La Corte ricorda che il decreto delle Asturie dà esecuzione alla normativa nazionale e rileva che quest’ultima prevede talune misure di adeguamento che consentono di attenuare le conseguenze di applicazione della regola di base di 2 800 abitanti. Infatti, secondo la normativa nazionale, le comunità autonome possono stabilire moduli di popolazione inferiori a 2 800 abitanti per farmacia per le zone in cui, a causa delle loro caratteristiche, l’applicazione dei criteri generali non consente di rendere una farmacia situata in una tale zona particolare più accessibile al segmento della popolazione che vive nei dintorni. Inoltre, secondo la detta normativa nazionale, le comunità autonome possono autorizzare, in funzione della concentrazione della popolazione, una distanza tra le farmacie inferiore a 250 metri e aumentare in tal modo il numero di farmacie disponibili nelle zone ad altissima densità demografica. La Corte ritiene che spetti al giudice nazionale verificare se le autorità competenti facciano uso della facoltà concessa dalla normativa nazionale in ogni zona geografica con particolari caratteristiche demografiche.

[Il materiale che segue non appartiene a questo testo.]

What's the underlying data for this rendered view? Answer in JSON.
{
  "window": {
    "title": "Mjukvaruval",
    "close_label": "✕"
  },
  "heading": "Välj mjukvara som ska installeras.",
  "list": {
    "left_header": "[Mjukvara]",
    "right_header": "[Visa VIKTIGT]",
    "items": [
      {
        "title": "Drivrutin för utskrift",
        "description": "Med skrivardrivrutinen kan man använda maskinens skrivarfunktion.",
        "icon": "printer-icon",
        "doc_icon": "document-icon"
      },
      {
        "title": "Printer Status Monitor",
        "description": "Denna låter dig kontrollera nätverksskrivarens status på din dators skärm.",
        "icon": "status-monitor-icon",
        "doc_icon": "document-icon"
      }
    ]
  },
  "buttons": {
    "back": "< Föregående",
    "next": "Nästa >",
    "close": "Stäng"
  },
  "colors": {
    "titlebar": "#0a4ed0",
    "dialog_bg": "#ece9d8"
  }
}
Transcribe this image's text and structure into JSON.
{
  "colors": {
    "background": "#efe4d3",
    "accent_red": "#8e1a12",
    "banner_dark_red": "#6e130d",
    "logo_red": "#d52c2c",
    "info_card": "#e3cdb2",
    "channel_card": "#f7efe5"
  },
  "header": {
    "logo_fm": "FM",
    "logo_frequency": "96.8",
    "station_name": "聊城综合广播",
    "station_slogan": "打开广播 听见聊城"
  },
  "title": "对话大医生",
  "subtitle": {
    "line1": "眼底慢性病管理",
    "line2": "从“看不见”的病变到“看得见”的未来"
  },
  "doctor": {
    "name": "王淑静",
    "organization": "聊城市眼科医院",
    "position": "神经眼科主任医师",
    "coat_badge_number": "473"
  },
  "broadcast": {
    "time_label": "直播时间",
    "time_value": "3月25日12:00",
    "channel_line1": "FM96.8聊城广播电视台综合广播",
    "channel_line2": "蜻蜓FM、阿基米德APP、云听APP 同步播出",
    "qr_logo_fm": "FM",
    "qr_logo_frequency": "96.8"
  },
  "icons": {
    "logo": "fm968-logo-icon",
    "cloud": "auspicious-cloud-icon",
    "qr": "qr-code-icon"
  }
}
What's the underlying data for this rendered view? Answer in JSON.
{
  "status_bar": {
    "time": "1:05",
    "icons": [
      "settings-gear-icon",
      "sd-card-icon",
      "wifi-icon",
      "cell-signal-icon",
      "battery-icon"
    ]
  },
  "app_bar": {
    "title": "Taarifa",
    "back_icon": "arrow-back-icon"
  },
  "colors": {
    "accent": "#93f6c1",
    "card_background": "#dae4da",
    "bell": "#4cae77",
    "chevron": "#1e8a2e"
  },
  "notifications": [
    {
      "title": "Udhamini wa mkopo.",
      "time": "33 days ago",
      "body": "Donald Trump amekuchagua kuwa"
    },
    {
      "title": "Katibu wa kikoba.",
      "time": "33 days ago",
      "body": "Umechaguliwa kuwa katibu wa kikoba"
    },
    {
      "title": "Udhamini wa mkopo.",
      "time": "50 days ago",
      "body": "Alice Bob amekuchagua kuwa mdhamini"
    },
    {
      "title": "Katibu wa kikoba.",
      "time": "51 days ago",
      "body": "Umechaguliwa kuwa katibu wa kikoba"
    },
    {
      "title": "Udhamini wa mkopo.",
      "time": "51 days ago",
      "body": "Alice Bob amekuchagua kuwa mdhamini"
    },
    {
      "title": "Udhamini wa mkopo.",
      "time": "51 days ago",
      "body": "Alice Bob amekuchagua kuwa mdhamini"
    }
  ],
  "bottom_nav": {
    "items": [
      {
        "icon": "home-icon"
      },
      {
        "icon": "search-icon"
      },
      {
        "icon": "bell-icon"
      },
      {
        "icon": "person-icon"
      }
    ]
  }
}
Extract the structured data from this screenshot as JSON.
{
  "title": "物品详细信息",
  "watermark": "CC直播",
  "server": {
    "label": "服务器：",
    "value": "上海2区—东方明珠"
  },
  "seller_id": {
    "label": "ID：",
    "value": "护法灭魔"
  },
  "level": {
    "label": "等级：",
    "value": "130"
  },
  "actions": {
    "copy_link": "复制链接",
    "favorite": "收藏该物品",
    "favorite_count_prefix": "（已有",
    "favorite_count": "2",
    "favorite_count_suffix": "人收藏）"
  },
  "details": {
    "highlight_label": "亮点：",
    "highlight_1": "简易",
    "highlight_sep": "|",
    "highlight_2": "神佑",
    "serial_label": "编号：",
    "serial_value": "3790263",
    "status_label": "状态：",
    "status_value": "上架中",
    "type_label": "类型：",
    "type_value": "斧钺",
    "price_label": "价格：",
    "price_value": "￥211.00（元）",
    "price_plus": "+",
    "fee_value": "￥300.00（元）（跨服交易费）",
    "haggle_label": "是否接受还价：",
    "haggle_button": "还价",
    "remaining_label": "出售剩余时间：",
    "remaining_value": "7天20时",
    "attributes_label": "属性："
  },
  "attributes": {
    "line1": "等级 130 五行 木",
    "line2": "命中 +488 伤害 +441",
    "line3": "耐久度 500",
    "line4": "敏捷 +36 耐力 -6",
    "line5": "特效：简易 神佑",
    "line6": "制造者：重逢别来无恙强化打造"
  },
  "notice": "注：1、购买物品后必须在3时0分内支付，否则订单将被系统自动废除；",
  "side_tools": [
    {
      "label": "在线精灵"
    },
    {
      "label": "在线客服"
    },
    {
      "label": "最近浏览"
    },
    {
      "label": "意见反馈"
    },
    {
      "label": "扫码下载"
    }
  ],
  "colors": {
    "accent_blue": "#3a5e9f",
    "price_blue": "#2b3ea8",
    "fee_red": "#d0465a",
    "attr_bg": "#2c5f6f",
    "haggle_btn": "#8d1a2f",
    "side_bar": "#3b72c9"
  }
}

Infine, la Corte ritiene che la normativa delle Asturie non ecceda quanto necessario per raggiungere l’obiettivo perseguito di assicurare un approvvigionamento in medicinali della popolazione sicuro e di qualità. Di conseguenza, la Corte conclude che le condizioni attinenti alla densità demografica e alla distanza minima tra le farmacie stabilite dal decreto delle Asturie non si oppongono alla libertà di stabilimento, fintantoché le regole di base di 2 800 abitanti o di 250 metri non impediscono, in ogni zona geografica con caratteristiche demografiche particolari, l’apertura di un numero di farmacie sufficiente per assicurare un servizio farmaceutico adeguato, cosa che spetta al giudice nazionale verificare.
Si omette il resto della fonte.